Яра старалась пока об этом не думать. Вычистила печь, выгребла золу, собрала тлеющие угольки, которые снова можно использовать. Но, как известно, возжечь огонь в печи она не имела права: простоволосым бабам это не полагается – поверье такое. Хотя сама Яра считала, что так было исстари придумано, чтобы волосы не подпалить. Разводит пламя только та, чья голова покрыта. Вот вековуха Яра и отправила Загорку за одной из скотниц, какая в повое бабьем ходила.
А пока ждала ту, о всяком думалось. Даже о том, что сама она уже давно могла носить бабье покрывало, став женой жестокосердного Вышебора, вроде как породниться с хозяевами, но при этом испытать страх и муки, каких вчера едва избежала. Возможно, стань она супругой Колояровича, он бы и не резал ее. Однако этот бывший дружинник все равно видел в подчиненной женщине лишь пленницу, каких привык брать в походах. Это Дольма считал, что брат его после брачного пира угомонится, и хотел выдать за него Яру. Зная Дольму, ключница не сомневалась, что рано или поздно он бы на своем настоял. Понимал соляной купец, что проделки старшего Колояровича, коим он потворствовал, все равно надо прекращать. Вот и надеялся, что если Яра станет несчастной женой калеки, то хоть риска больше для дома не будет.

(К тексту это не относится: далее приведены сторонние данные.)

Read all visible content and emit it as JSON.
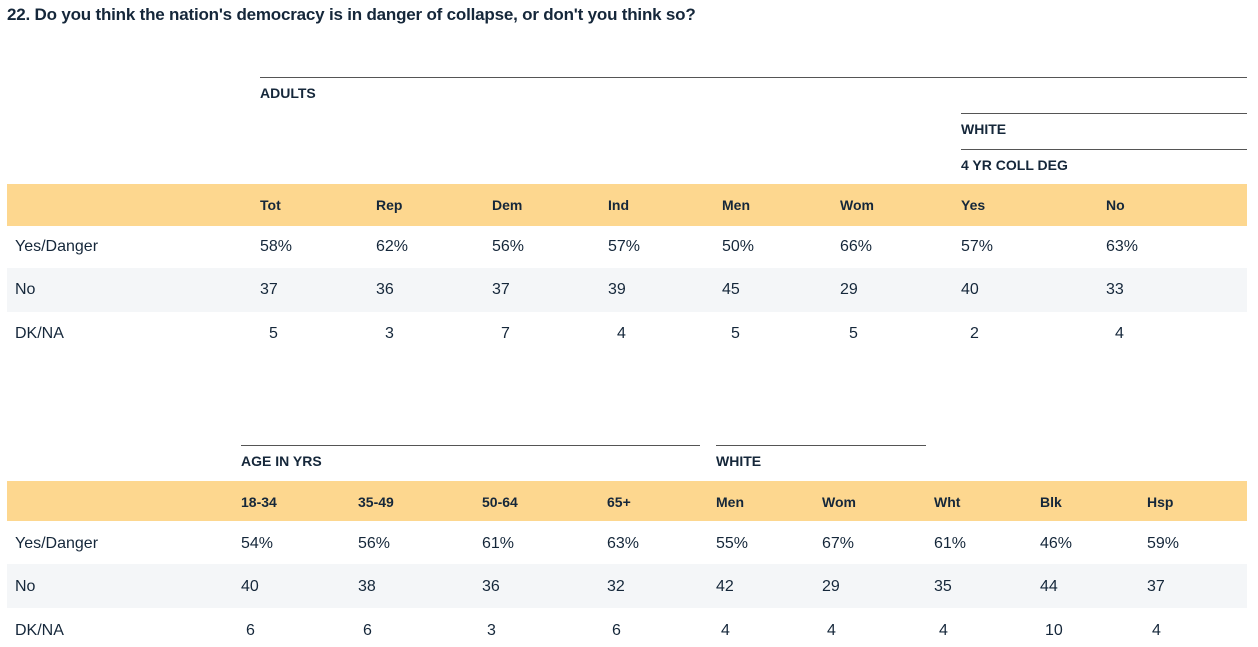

Яра вспомнила дыхание Вышебора на своем лице, его тяжелое тело, навалившееся на нее, и едва справилась с дрожью, которая охватила ее от омерзения и пережитого страха. Стать женой такого… Но теперь Дольмы нет. Вот и замечательно, что его нет!

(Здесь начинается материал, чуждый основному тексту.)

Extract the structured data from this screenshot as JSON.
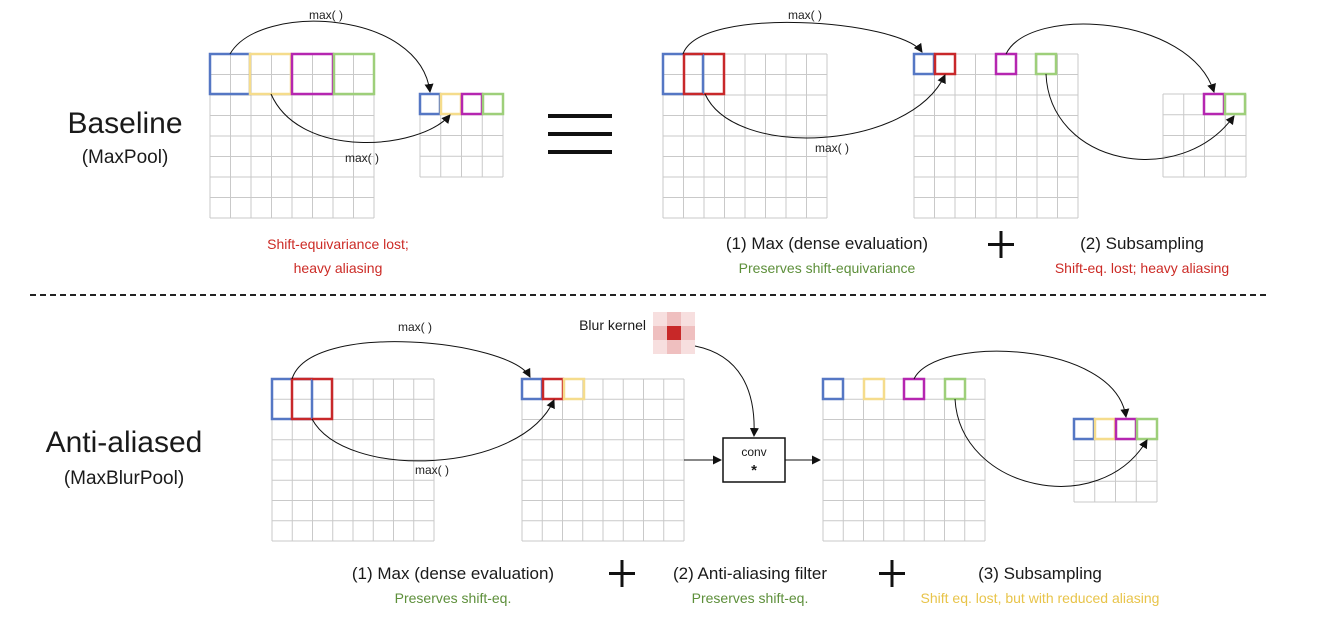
{
  "colors": {
    "blue": "#5577c4",
    "yellow": "#f5dc8c",
    "magenta": "#b526b0",
    "green": "#9ecf7a",
    "red": "#c8282a",
    "red_text": "#cc2b26",
    "green_text": "#5d8f3a",
    "yellow_text": "#e8c44a",
    "grid": "#c9c9c9"
  },
  "top": {
    "row_label": "Baseline",
    "row_sublabel": "(MaxPool)",
    "op_max_label_1": "max( )",
    "op_max_label_2": "max( )",
    "op_max_label_3": "max( )",
    "op_max_label_4": "max( )",
    "note_lost_line1": "Shift-equivariance lost;",
    "note_lost_line2": "heavy aliasing",
    "step1_label": "(1) Max (dense evaluation)",
    "step1_note": "Preserves shift-equivariance",
    "step2_label": "(2) Subsampling",
    "step2_note": "Shift-eq. lost; heavy aliasing"
  },
  "bottom": {
    "row_label": "Anti-aliased",
    "row_sublabel": "(MaxBlurPool)",
    "op_max_label_1": "max( )",
    "op_max_label_2": "max( )",
    "blur_kernel_label": "Blur kernel",
    "blur_kernel_values": [
      [
        0.15,
        0.3,
        0.15
      ],
      [
        0.3,
        1.0,
        0.3
      ],
      [
        0.15,
        0.3,
        0.15
      ]
    ],
    "conv_label": "conv",
    "conv_symbol": "*",
    "step1_label": "(1) Max (dense evaluation)",
    "step1_note": "Preserves shift-eq.",
    "step2_label": "(2) Anti-aliasing filter",
    "step2_note": "Preserves shift-eq.",
    "step3_label": "(3) Subsampling",
    "step3_note": "Shift eq. lost, but with reduced aliasing"
  }
}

Чтобы избавиться от таких мыслей, Яра отправилась в коровник. Вздохи коров, запах их пота и молока немного отвлекли ее, успокоили. Да и скотницы хорошую весть принесли: две из их коров явно стельные, так что без приплода не обойдется. Яре было приятно об этом слышать, за разговорами не думалось о том, что ее сегодня ожидать может. Выгонит ее Мирина или нет, еще неясно, да и утаивать выходку Вышебора больше не удастся. Опять позор роду Колояровичей. Но уж лучше так, чем если бы калека подчинил ее или порезал себе на потеху.
«Было бы вообще у меня сегодня это утро, если бы не Озар?» – думала Яра, вынося из коровника наполненные парным молоком ведра.

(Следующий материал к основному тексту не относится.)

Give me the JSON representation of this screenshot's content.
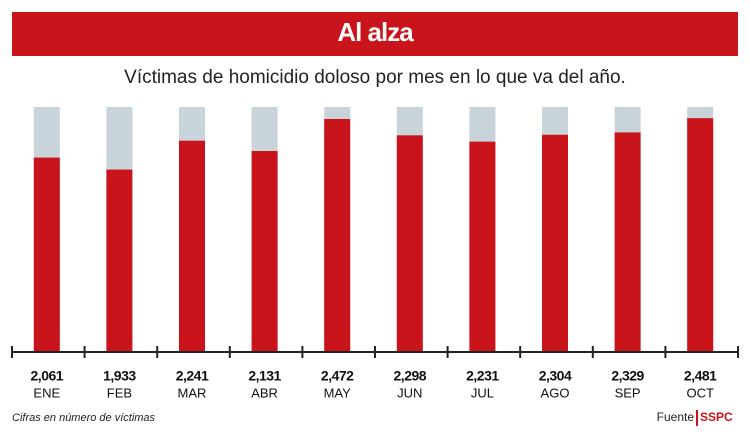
{
  "chart_data": {
    "type": "bar",
    "title": "Al alza",
    "subtitle": "Víctimas de homicidio doloso por mes en lo que va del año.",
    "categories": [
      "ENE",
      "FEB",
      "MAR",
      "ABR",
      "MAY",
      "JUN",
      "JUL",
      "AGO",
      "SEP",
      "OCT"
    ],
    "values": [
      2061,
      1933,
      2241,
      2131,
      2472,
      2298,
      2231,
      2304,
      2329,
      2481
    ],
    "value_labels": [
      "2,061",
      "1,933",
      "2,241",
      "2,131",
      "2,472",
      "2,298",
      "2,231",
      "2,304",
      "2,329",
      "2,481"
    ],
    "color": "#c8141a",
    "ylim": [
      0,
      2600
    ],
    "note": "Cifras en número de víctimas",
    "source_label": "Fuente",
    "source": "SSPC"
  }
}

У печи Любуша сцеживала в кувшин травяной настой для Мирины.
– Рано еще нести питье хозяйке, – заметила ей Яра. – Госпожа наша ни свет ни заря не поднимается.
А глупая Любуша опять теребит:
– Что сегодня купчиха наша скажет? Вчера она вспылила… Но что, если и сегодня не забыла свою обиду? Да еще как узнает, что из-за тебя ее деверя старшего наверняка не помилуют… Что же будет? Неужто Мирина прогонит тебя со двора? Как же мы все без тебя будем тут, Ярушка?